Call for greater protections for children playing online games

Sunshine Coast MP Andrew Wallace has called on the federal government to restrict children’s access to video game “loot boxes” which have been scientifically linked to gambling. 

In a study, published by the Royal Society Open Science Journal, the results showed “extremely strong evidence to suggest that loot box spending is correlated with both problem gambling symptoms and excessive gaming symptoms.” 

The study, titled “Loot box spending is associated with problem gambling but not mental wellbeing,” surveyed more than 2700 participants in 51 countries. It read, “the way video games are marketed and monetized has changed considerably in the last decade.” 
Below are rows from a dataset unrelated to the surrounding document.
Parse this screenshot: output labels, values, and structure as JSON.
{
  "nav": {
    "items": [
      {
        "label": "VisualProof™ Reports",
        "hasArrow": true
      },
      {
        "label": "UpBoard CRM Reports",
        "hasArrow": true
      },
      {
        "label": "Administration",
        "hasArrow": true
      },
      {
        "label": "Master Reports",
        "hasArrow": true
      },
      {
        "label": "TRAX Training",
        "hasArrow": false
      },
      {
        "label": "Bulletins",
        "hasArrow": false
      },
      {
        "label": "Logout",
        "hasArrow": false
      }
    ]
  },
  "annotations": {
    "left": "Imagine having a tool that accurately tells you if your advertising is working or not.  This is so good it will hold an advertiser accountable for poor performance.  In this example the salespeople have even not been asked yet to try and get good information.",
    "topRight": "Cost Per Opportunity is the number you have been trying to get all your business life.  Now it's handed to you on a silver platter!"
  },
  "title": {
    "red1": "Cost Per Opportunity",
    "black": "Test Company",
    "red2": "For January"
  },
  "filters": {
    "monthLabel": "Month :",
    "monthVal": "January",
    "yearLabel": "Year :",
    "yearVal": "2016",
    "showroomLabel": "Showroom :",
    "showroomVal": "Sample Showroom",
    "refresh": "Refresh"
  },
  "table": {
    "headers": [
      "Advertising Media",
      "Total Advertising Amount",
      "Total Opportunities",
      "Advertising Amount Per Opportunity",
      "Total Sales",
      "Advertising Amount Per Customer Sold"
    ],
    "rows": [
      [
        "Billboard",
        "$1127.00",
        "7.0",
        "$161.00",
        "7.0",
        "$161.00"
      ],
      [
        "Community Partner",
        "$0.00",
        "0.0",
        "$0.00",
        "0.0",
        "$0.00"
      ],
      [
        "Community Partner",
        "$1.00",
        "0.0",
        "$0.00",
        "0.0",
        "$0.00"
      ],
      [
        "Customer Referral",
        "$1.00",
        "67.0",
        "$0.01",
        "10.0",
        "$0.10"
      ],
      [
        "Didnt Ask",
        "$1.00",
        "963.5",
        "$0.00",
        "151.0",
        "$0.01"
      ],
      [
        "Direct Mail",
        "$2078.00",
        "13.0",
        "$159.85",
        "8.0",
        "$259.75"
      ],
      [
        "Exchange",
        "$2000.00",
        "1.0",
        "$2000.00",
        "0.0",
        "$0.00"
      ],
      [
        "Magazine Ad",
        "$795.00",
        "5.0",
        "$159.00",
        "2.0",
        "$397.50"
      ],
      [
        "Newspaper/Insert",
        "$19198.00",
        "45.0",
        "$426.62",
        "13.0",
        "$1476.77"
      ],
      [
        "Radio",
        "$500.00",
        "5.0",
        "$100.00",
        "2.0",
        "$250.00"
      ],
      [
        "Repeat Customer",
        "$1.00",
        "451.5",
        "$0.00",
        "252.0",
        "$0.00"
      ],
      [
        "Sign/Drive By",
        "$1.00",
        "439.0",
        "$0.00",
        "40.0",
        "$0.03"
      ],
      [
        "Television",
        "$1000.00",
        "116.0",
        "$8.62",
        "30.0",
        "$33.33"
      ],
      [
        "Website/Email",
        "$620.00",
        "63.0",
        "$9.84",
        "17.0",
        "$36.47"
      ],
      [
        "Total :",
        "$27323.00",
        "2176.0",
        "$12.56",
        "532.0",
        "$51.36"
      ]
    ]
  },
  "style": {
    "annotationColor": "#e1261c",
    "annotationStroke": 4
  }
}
Mr Wallace said urgent action should be taken to protect children from gambling-like incentives used by tech giants and video game creators to generate micro-transactions for chance-based mystery virtual items. 

“These exploitive and deceptive in-game purchases have created a global billion-dollar industry at the expense of our youth,” Mr Wallace said. 

“Loot boxes are common in popular children’s games including Roblox, Mario Kart Tour, FIFA, and NBA 2K, which carry either a General or Parental Guidance classification. 

“More has to be done to inform families of the risks associated with the in-game purchases akin to gambling.” 

Mr Wallace, who chaired a 2020 Standing Committee inquiry into age verification for online wagering and online pornography, said one of the Committee’s recommendations was to restrict access to loot boxes and other simulated gambling elements in video games to adults age 18 years or over, including through the use of mandatory age verification.

“The new research can’t say it any clearer,” Mr Wallace said. “They wrote ‘the present study supports the current body of evidence which suggests that there is a positive correlation between problem gambling symptomology and the amount of money spent on loot boxes.’ 

“New mandatory age classifications and warnings are just a start. We also need to work with the industry to have effective mandatory age verification and spending limits implemented.” 

Former communications minister Paul Fletcher said prior to the May federal election a Coalition Government would give video games with loot boxes mandatory age classifications and warnings. 

According to eSafety Research, 34% of children aged 8 to 17 have made an in-game purchase and this rose to 45% when they played a network game with others.